For all the variability there may be among the many eating places of the world, the expertise stays, at its core, virtually all the time the identical: eat in a single area, with meals dictated by one chef and a menu that, even when it rotates, adheres to a selected model. So Luca Pronzato’s artistic culinary studio We Are Ona has been captivatingly conspicuous for its providing of a brand new various to this mannequin.
Present time: We Are Ona
‘The concept was to type a artistic culinary studio the place we are able to collect a neighborhood of high-quality eating and restaurant skills: cooks, sommeliers, baristas and waiters, in fact, but additionally a variety of completely different creatives,’ says the Paris-based Pronzato. ‘Inside stylists, floral designers, artists, we need to let all of them specific themselves by the artwork of meals.’
Since 2019, Pronzato and his group have rolled out pop-up eating places worldwide, from the Turkish seaside to Manhattan skyscrapers. At every occasion, they work with a unique chef, a unique group of artistic administrators, a unique set of native suppliers, and a unique group of visitors across the desk. Emphasis is positioned on recruiting Michelin-starred cooks alongside rising stars which have generated important buzz however haven’t fairly reached stardom – but.
We Are Ona alumni embrace Adeline Grattard, head chef of the Michelin-starred Yam’Tcha in Paris; Atsushi Tanaka, identified for his strikingly minimalist tackle Japanese delicacies; and Mory Sacko, who fuses French, African and Japanese influences. The artistic skills that the group decides to collaborate with are there so as to add the visible elements of the night, whether or not that’s having artist Paul Créange create a collection of sunshine sculptures or Harry Nuriev, of Crosby Studios, designing a set of plates.
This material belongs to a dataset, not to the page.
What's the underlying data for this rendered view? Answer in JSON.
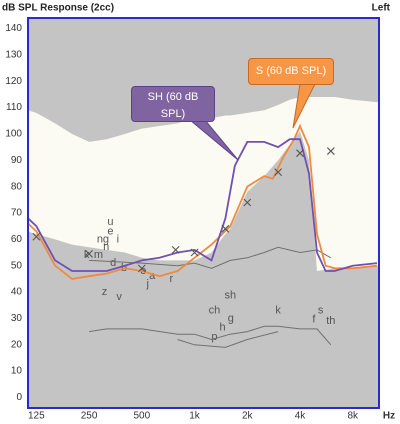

On the subject of location, Pronzato is all the time serious about find out how to reintroduce visitors to the place they name house. Attendees at We Are Ona occasions are typically writers, designers and artists – typically the individuals who make a metropolis a cultural hub. Pronzato goals to shock even these most acquainted with their hometown by inviting them to sudden venues, corresponding to an previous secure in Arles or an unknown tennis membership in Milan.
Operating a restaurant is notoriously troublesome, and working a number of eating places, every extra complicated than the subsequent, is exponentially so. However fortunately for Pronzato and the groups he assembles, the problem is a part of the joys.